When Mom fell while carrying laundry to the basement, she was badly bruised but luckily, didn’t break any bones. Nevertheless, at age 86, she was becoming frail and her 3 adult children argued about what to do. Mom was insistent that she wanted to live at home. Two of her daughters agreed they would hire outside help for her and try to make it work. The eldest son, who was recently divorced and experiencing financial problems, disagreed and thought Mom should sell her house and move into assisted living or even a nursing home. Their conversations became so heated, they often ended up yelling at each other on the phone.

It’s not uncommon for families to have disagreements about care for an aging parent, especially if they haven’t discussed advance planning or if one sibling takes on more caregiving tasks than the others. Often emotions can get the best of us. Ways to negotiate and work out conflicts with other family members include the following: 

  • Review and discuss the types of care and support your aging parent needs, right now and in the future.  Perhaps your parent needs help now with shopping, cooking, transportation, or maintenance chores. Once the needs are identified, begin a conversation about who can help with what, and how to cover costs for hiring help. 

  • Keep emotions in check. Bringing up old hurts and resentments won’t be productive and will put everyone on the defensive. Keep the past in the past and take the approach that this is a team effort.

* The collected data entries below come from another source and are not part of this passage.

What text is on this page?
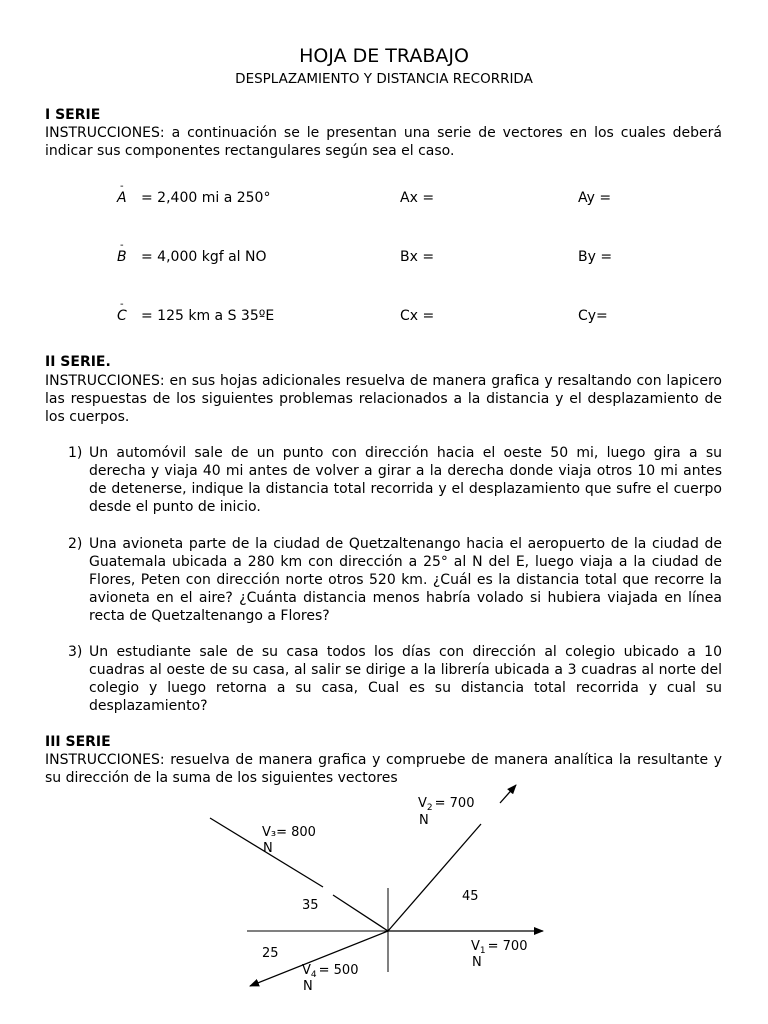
HOJA DE TRABAJO
DESPLAZAMIENTO Y DISTANCIA RECORRIDA
I SERIE
INSTRUCCIONES: a continuación se le presentan una serie de vectores en los cuales deberá indicar sus componentes rectangulares según sea el caso.
-
A = 2,400 mi a 250°	Ax =	Ay =
-
B = 4,000 kgf al NO	Bx =	By =
-
C = 125 km a S 35ºE	Cx =	Cy=
II SERIE.
INSTRUCCIONES: en sus hojas adicionales resuelva de manera grafica y resaltando con lapicero las respuestas de los siguientes problemas relacionados a la distancia y el desplazamiento de los cuerpos.
1) Un automóvil sale de un punto con dirección hacia el oeste 50 mi, luego gira a su derecha y viaja 40 mi antes de volver a girar a la derecha donde viaja otros 10 mi antes de detenerse, indique la distancia total recorrida y el desplazamiento que sufre el cuerpo desde el punto de inicio.
2) Una avioneta parte de la ciudad de Quetzaltenango hacia el aeropuerto de la ciudad de Guatemala ubicada a 280 km con dirección a 25° al N del E, luego viaja a la ciudad de Flores, Peten con dirección norte otros 520 km. ¿Cuál es la distancia total que recorre la avioneta en el aire? ¿Cuánta distancia menos habría volado si hubiera viajada en línea recta de Quetzaltenango a Flores?
3) Un estudiante sale de su casa todos los días con dirección al colegio ubicado a 10 cuadras al oeste de su casa, al salir se dirige a la librería ubicada a 3 cuadras al norte del colegio y luego retorna a su casa, Cual es su distancia total recorrida y cual su desplazamiento?
III SERIE
INSTRUCCIONES: resuelva de manera grafica y compruebe de manera analítica la resultante y su dirección de la suma de los siguientes vectores
$V_2 = 700$
N
V₃= 800
N
45
35
25	$V_1 = 700$
N
$V_4 = 500$
N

  • Plan for emergencies and health crises. What advance planning directives are in place? What will happen in the event of your parent’s health crisis, a hospitalization, or other problem in which family members will need to mobilize quickly and make decisions?

  • Look for creative solutions. Perhaps one sibling is in a better position to assist with caregiving, but that doesn’t mean other family members can’t help out. Perhaps a sibling who lives far away can assist with insurance issues that may arise, or other tasks that can be accomplished by phone or computer.

  • Agree to check in with each other frequently. If one sibling is taking on the lion’s share of caregiving, that person will need respite to avoid emotional and physical burnout. Develop a plan that will allow for paid help when needed, and/or relief from other family members. Explore options that might allow for the primary caregiver to be reimbursed, such as through state programs or long-term care policies. 

Consider hiring a care manager. If the family dynamics are contentious, a knowledgeable and objective party can facilitate family meetings and help siblings come to an agreement. Besides serving as an advocate and problem-solver for the aging parent, a care manager can also work with family members to help them explore options and resolve conflict.